The Nonprofit Quaterly: Nonprofits and State Tax Systems – The Big Picture

ITEP Work in Action

On Washington, D.C.’s Capitol Hill, charities have been involved in an all-consuming debate over the future of the federal charitable tax deduction. But can nonprofits effectively participate in the national debate over taxes and expenditures if they don’t know what is happening at the state level? There are fifty states with budgets that are paid for by taxes—fifty different states with fifty different mixes of tax rates, tax deductions, and tax credits. Understanding the mix of state tax regimes is crucial to nonprofit public-policy literacy.

There is no one definitive reference source for nonprofits on the impact of state tax climates on the sector. Unlike at the federal level, at the state level there is a panoply of tax policies that both directly and indirectly affect donations to public charities. While there is one federal income tax rate, there are wide variations among the states regarding their marginal rates, with a handful of states having no income taxes at all. And some states offer individuals and corporations tax credits, not just tax deductions, to incentivize contributions to the nonprofit sector.

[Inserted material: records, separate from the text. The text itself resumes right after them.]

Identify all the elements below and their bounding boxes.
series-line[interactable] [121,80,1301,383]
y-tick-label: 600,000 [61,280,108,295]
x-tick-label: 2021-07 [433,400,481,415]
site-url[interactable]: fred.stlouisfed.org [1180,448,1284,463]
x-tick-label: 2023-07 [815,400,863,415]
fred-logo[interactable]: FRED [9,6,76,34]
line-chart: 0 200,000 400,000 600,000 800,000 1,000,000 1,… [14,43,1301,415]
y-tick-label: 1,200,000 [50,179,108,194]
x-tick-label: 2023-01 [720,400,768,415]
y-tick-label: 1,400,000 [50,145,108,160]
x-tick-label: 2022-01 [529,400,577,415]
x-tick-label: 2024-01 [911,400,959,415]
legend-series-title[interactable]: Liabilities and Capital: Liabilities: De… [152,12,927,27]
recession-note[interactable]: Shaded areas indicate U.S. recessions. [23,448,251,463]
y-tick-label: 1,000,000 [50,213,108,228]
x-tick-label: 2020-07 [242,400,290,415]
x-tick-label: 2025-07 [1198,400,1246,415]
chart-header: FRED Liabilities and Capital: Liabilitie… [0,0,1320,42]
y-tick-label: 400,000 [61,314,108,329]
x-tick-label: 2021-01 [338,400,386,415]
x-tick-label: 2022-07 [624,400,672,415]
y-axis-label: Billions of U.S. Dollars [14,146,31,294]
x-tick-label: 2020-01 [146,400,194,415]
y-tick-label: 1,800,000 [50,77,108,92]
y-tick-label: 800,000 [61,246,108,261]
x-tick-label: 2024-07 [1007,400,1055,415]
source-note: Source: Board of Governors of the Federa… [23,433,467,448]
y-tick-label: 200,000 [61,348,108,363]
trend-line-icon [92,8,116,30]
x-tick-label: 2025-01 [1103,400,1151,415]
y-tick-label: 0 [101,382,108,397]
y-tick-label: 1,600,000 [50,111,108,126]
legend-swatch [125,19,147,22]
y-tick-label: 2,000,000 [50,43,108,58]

Overall, states differ in their willingness to use their tax powers to promote policy objectives for nonprofits and the communities they serve. Unlike the microscopic attention nonprofits pay to federal tax policy issues, there is much less understanding of the complexities of state tax policies. Are nonprofits conscious of the differing tax climates affecting citizens and communities in the various states? How can nonprofits better grasp state attitudes toward taxes in order to craft effective state tax advocacy strategies?